Estava o País suspenso das decisões do Governo sobre as novas medidas de austeridade e eis que o Presidente da República decidiu avançar com uma surpreendente ofensiva de condecorações “por serviços prestados à internacionalização da economia portuguesa”.
Por coincidência, calhou que em meia dúzia de agraciados cinco fossem ex-membros de Governos do PSD ou activistas das campanhas eleitorais do próprio Presidente. É caso para dizer: sempre há mais justiça no critério de atribuição da factura da sorte!
Não está em causa que os agraciados tenham dado – certamente, uns mais do que outros – um contributo relevante para a internacionalização da nossa economia.
O que está em causa é o critério grosseiramente tendencioso das escolhas do Presidente, que confirmam a sua incapacidade para se elevar à condição de Presidente de todos os portugueses. Por muito que tenham feito, e certamente fizeram, Pedro Reis (presidente cessante da AICEP e administrador do Instituto Sá Carneiro), Faria de Oliveira (ex-presidente da CGD e ex-Ministro dos Governos de Cavaco Silva), António Mexia (Presidente da EDP e ex-Ministro do Governo de Santana Lopes), Alexandre Relvas (ex-secretário de Estado no Governo de Cavaco Silva e ex-director da primeira campanha eleitoral do Presidente) e Filipe de Botton (Presidente da Logoplaste e colaborador regular das iniciativas e das campanhas presidenciais de Cavaco Silva), salta à vista que, se houvesse um módico de isenção e equidade nos critérios do Palácio de Belém, estas figuras não poderiam ser agraciadas por serviços prestados à internacionalização da economia sem que várias outras, do mundo empresarial e de outras proveniências políticas, o fossem também. E não é a inclusão na lista da ex-presidente do Porto se Sines, Lídia Sequeira, próxima do PS, que chega para disfarçar a partidarite aguda que estas escolhas do Presidente reflectem.
O pior, todavia, é que esta visão selectiva dos contributos para a internacionalização da economia portuguesa não se limita a recompensar fidelidades: está, isso sim, ao serviço de uma narrativa política e constitui parte integrante de um verdadeiro discurso de facção. O que se pretende é absolutamente claro: fazer um completo apagão sobre as múltiplas iniciativas que foram lançadas pelo Governo anterior no sentido da dinamização da diplomacia económica e da abertura de novos mercados, bem como do lançamento de projectos de modernização tecnológica e de investimento industrial que hoje contribuem de forma decisiva para explicar o bom desempenho das nossas exportações.

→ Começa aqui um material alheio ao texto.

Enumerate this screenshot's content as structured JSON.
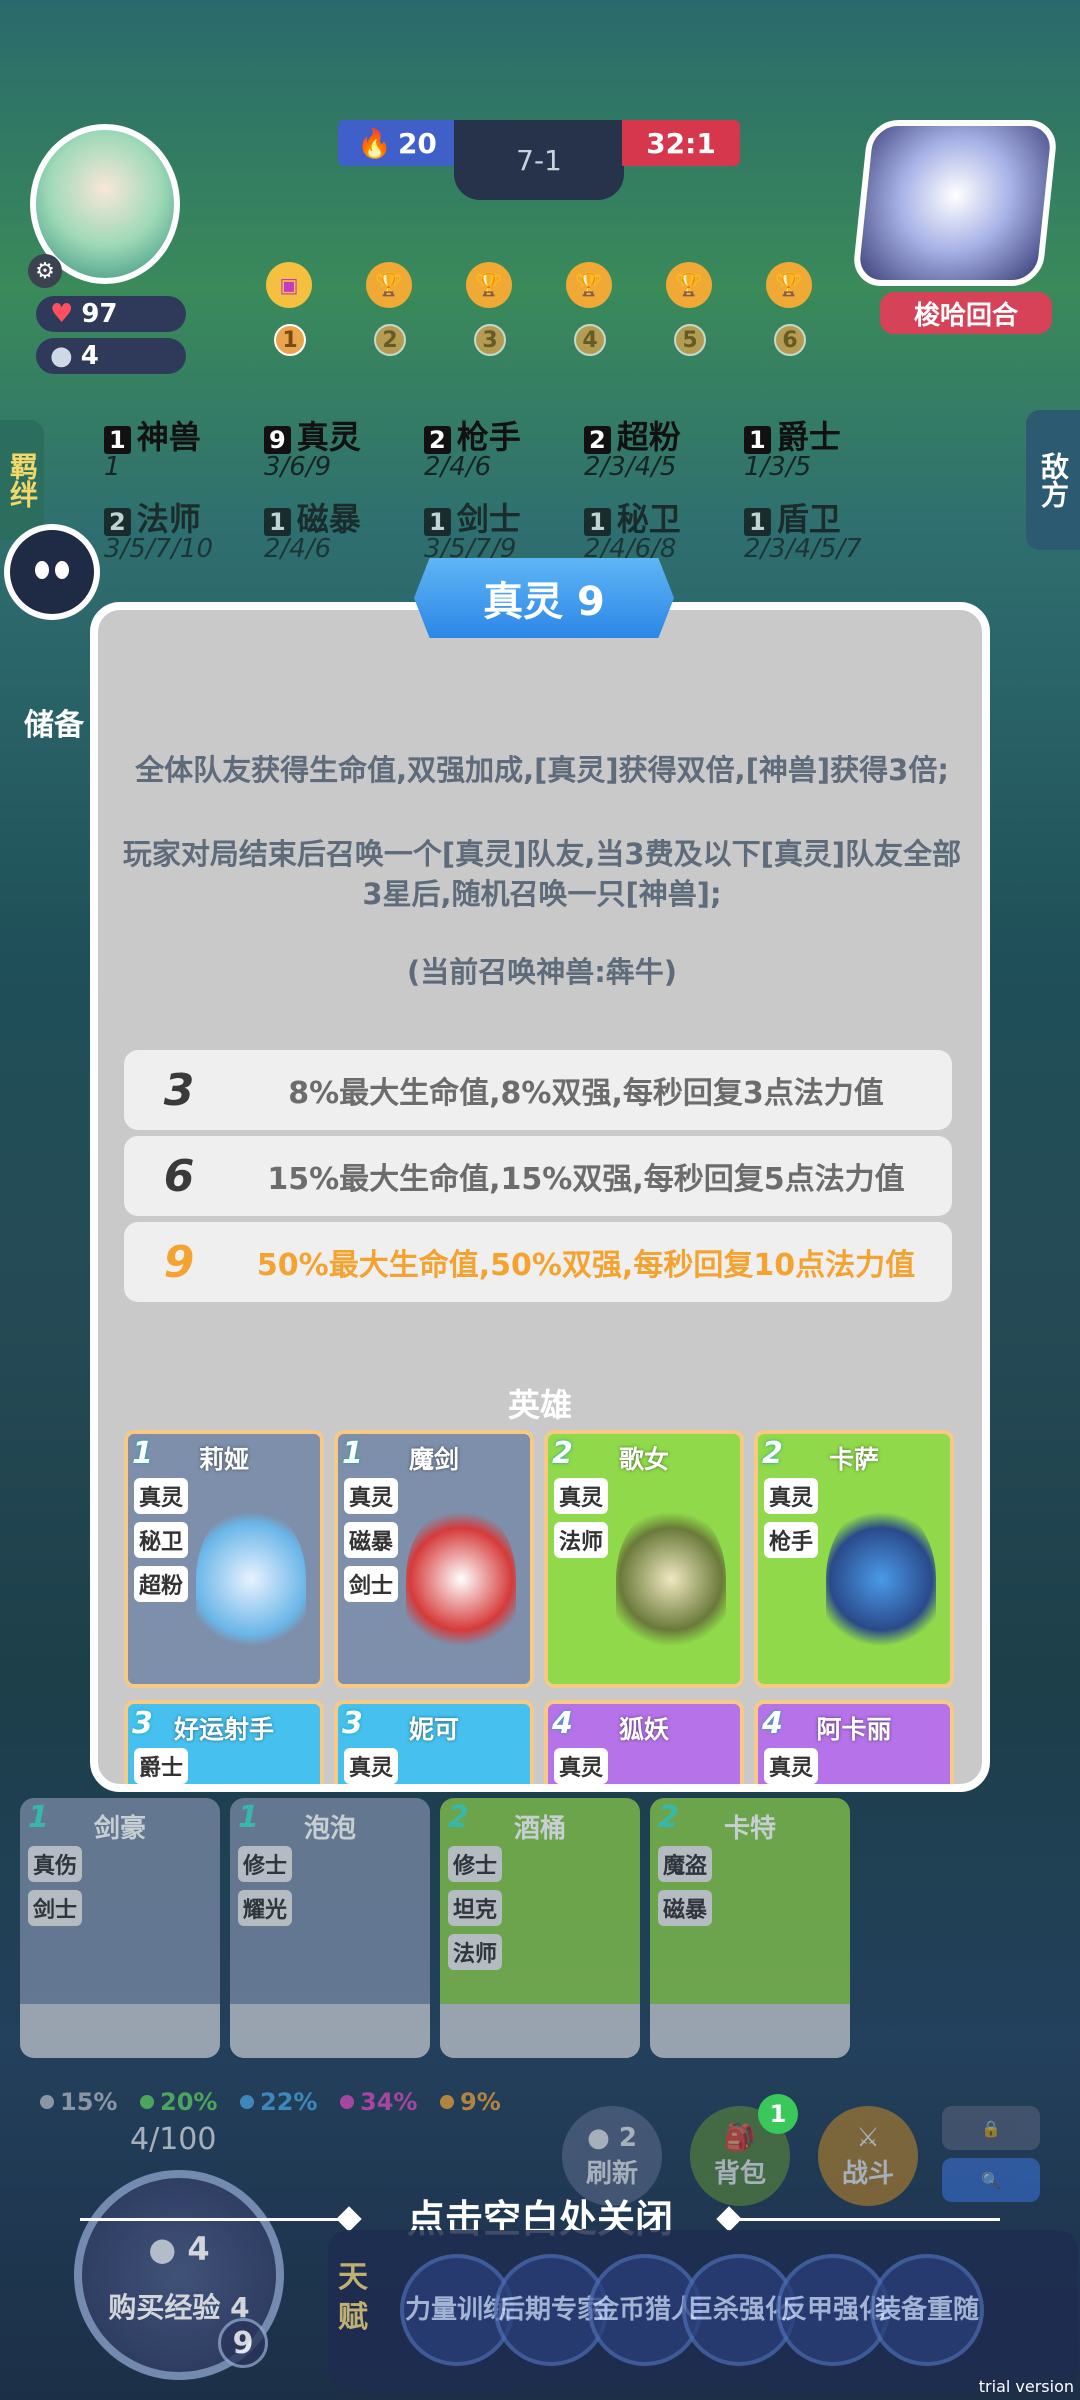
{
  "top": {
    "left_score": "20",
    "round": "7-1",
    "right_score": "32:1",
    "player_hp": "97",
    "player_coins": "4",
    "enemy_name": "梭哈回合",
    "round_nodes": [
      "1",
      "2",
      "3",
      "4",
      "5",
      "6"
    ]
  },
  "side": {
    "left_tab": "羁绊",
    "right_tab": "敌方",
    "storage": "储备"
  },
  "synergies_bg": [
    {
      "count": "1",
      "name": "神兽",
      "tiers": "1"
    },
    {
      "count": "9",
      "name": "真灵",
      "tiers": "3/6/9"
    },
    {
      "count": "2",
      "name": "枪手",
      "tiers": "2/4/6"
    },
    {
      "count": "2",
      "name": "超粉",
      "tiers": "2/3/4/5"
    },
    {
      "count": "1",
      "name": "爵士",
      "tiers": "1/3/5"
    },
    {
      "count": "2",
      "name": "法师",
      "tiers": "3/5/7/10"
    },
    {
      "count": "1",
      "name": "磁暴",
      "tiers": "2/4/6"
    },
    {
      "count": "1",
      "name": "剑士",
      "tiers": "3/5/7/9"
    },
    {
      "count": "1",
      "name": "秘卫",
      "tiers": "2/4/6/8"
    },
    {
      "count": "1",
      "name": "盾卫",
      "tiers": "2/3/4/5/7"
    }
  ],
  "dialog": {
    "title": "真灵 9",
    "desc_1": "全体队友获得生命值,双强加成,[真灵]获得双倍,[神兽]获得3倍;",
    "desc_2": "玩家对局结束后召唤一个[真灵]队友,当3费及以下[真灵]队友全部3星后,随机召唤一只[神兽];",
    "desc_3": "(当前召唤神兽:犇牛)",
    "tiers": [
      {
        "level": "3",
        "text": "8%最大生命值,8%双强,每秒回复3点法力值",
        "active": false
      },
      {
        "level": "6",
        "text": "15%最大生命值,15%双强,每秒回复5点法力值",
        "active": false
      },
      {
        "level": "9",
        "text": "50%最大生命值,50%双强,每秒回复10点法力值",
        "active": true
      }
    ],
    "heroes_header": "英雄",
    "heroes": [
      {
        "cost": "1",
        "name": "莉娅",
        "tags": [
          "真灵",
          "秘卫",
          "超粉"
        ],
        "bg": "#7d8faa"
      },
      {
        "cost": "1",
        "name": "魔剑",
        "tags": [
          "真灵",
          "磁暴",
          "剑士"
        ],
        "bg": "#7d8faa"
      },
      {
        "cost": "2",
        "name": "歌女",
        "tags": [
          "真灵",
          "法师"
        ],
        "bg": "#8fd94a"
      },
      {
        "cost": "2",
        "name": "卡萨",
        "tags": [
          "真灵",
          "枪手"
        ],
        "bg": "#8fd94a"
      },
      {
        "cost": "3",
        "name": "好运射手",
        "tags": [
          "爵士"
        ],
        "bg": "#46c0ee"
      },
      {
        "cost": "3",
        "name": "妮可",
        "tags": [
          "真灵"
        ],
        "bg": "#46c0ee"
      },
      {
        "cost": "4",
        "name": "狐妖",
        "tags": [
          "真灵"
        ],
        "bg": "#b672e8"
      },
      {
        "cost": "4",
        "name": "阿卡丽",
        "tags": [
          "真灵"
        ],
        "bg": "#b672e8"
      }
    ]
  },
  "shop": [
    {
      "cost": "1",
      "name": "剑豪",
      "tags": [
        "真伤",
        "剑士"
      ],
      "bg": "#7a8aa6"
    },
    {
      "cost": "1",
      "name": "泡泡",
      "tags": [
        "修士",
        "耀光"
      ],
      "bg": "#7a8aa6"
    },
    {
      "cost": "2",
      "name": "酒桶",
      "tags": [
        "修士",
        "坦克",
        "法师"
      ],
      "bg": "#86c64a"
    },
    {
      "cost": "2",
      "name": "卡特",
      "tags": [
        "魔盗",
        "磁暴"
      ],
      "bg": "#86c64a"
    }
  ],
  "odds": [
    {
      "value": "15%",
      "color": "#b6bcc6"
    },
    {
      "value": "20%",
      "color": "#5fd15f"
    },
    {
      "value": "22%",
      "color": "#4aa7e8"
    },
    {
      "value": "34%",
      "color": "#e04ac0"
    },
    {
      "value": "9%",
      "color": "#f0a23a"
    }
  ],
  "bottom": {
    "xp": "4/100",
    "buy_xp_cost": "4",
    "buy_xp": "购买经验 4",
    "level": "9",
    "refresh_cost": "2",
    "refresh": "刷新",
    "bag": "背包",
    "bag_badge": "1",
    "battle": "战斗",
    "close_tip": "点击空白处关闭",
    "talent_label": "天赋",
    "talents": [
      "力量训练",
      "后期专家",
      "金币猎人",
      "巨杀强化",
      "反甲强化",
      "装备重随"
    ],
    "trial": "trial version"
  },
  "colors": {
    "accent": "#f4a331",
    "dialog_bg": "#c9c9c9",
    "title_blue": "#2c86e6"
  }
}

Do que se trata, por exemplo, é de escamotear que se as duas maiores empresas exportadoras portuguesas são hoje a GALP e o grupo Portucel/Soporcel isso se deve, em larga medida, aos projectos industriais de Sines e de Setúbal que foram lançados e apoiados durante os Governos do Partido Socialista. Tal como se hoje estamos a reduzir a nossa dependência energética isso é porque em devido tempo foi feita uma aposta nas energias renováveis que fez nascer um verdadeiro ‘cluster’ industrial com capacidade exportadora de alto valor acrescentado. Ou se os nossos empresários fecham agora importantes negócios na Venezuela é porque, apesar das críticas de muitos, as portas desse mercado foram abertas depois de anos de esquecimento.
Uma coisa é certa: se todos sabemos quem protagonizou nos últimos anos – ao nível do Governo anterior, da AICEP e das empresas – os contributos decisivos para este movimento de internacionalização da economia portuguesa, o Presidente da República também sabe. O único problema é que a verdade histórica não convém à narrativa política que explica o estranho critério destas comendas. A propósito, vale a pena perguntar: porque é que estas condecorações eram tão urgentes que não podiam esperar pelo dia 10 de Junho?